VPM

To Variational Prosody Model (VPM) is able to capture a part of the prosodic prototype variance [vpm]. Its variational CGs (VCGs) shown in Fig. 1 (all figures taken from [vpm]), use the linguistic context input to map out a prosodic latent space for each contour.

Fig. 1 — Variational contour generator introduced in the VPM that features a variational encoding mapping function context and rhythmic unit position into a prosodic latent space.

Unlike the SFC, which uses analysis-by-synthesis, the VPM integrates all the VCGs within a single network architecture shown in Fig. 2, and trains them jointly using backpropagation.
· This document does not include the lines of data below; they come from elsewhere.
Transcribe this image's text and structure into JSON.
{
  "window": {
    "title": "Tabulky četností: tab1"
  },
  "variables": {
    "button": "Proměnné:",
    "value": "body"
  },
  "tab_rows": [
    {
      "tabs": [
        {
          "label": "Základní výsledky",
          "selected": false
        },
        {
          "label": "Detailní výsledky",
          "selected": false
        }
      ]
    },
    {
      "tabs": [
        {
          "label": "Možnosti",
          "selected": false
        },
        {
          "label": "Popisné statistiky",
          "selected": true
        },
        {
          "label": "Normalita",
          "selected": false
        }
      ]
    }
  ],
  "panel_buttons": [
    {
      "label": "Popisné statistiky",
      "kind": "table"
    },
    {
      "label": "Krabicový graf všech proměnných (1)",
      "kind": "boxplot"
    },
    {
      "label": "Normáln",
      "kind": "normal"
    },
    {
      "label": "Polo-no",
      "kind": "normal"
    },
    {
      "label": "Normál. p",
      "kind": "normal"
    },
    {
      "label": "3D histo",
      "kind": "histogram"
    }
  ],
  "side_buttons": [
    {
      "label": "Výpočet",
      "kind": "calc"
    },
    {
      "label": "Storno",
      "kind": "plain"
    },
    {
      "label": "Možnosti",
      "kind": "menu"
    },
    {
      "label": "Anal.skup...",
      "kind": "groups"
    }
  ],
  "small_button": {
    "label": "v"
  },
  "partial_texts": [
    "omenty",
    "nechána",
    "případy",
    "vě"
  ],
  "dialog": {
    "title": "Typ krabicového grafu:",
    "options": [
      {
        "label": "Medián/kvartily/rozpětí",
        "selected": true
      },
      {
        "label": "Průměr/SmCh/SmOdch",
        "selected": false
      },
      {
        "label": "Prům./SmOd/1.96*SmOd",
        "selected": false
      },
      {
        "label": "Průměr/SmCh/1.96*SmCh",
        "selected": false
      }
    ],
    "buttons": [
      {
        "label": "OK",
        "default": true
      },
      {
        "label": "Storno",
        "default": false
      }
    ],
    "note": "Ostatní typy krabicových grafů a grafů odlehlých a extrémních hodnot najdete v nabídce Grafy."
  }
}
This eliminates the ad hoc distribution of errors and leads to better modelling performance.

Fig. 2 — VPM architecture comprising VCGs for each function and allowing their joint training.

Prosodic latent space

The mapped two-dimensional latent space can be used to visualise the captured context-specific variation, shown in Figs. 3 and 4. Since the VCGs are still based on synthesising the contours based on rhythmic unit position input, the mapped prosodic latent space is amenable for exploration only for short contours, such as Chinese tones or clitics.

Fig. 3 — The prosodic latent space of the clitic functional contour (XX) demonstrates that a full blown contour is only generated in context of the declaration (DC) and exclamation (EX) attitudes, while it is largely diminished for the rest.

Fig. 4 — Prosodic latent space of the tone 3 functional contour in context of no-, pre-, on- and post-emphasis (None, EMp, EM, and EMc), as extracted by the VPM.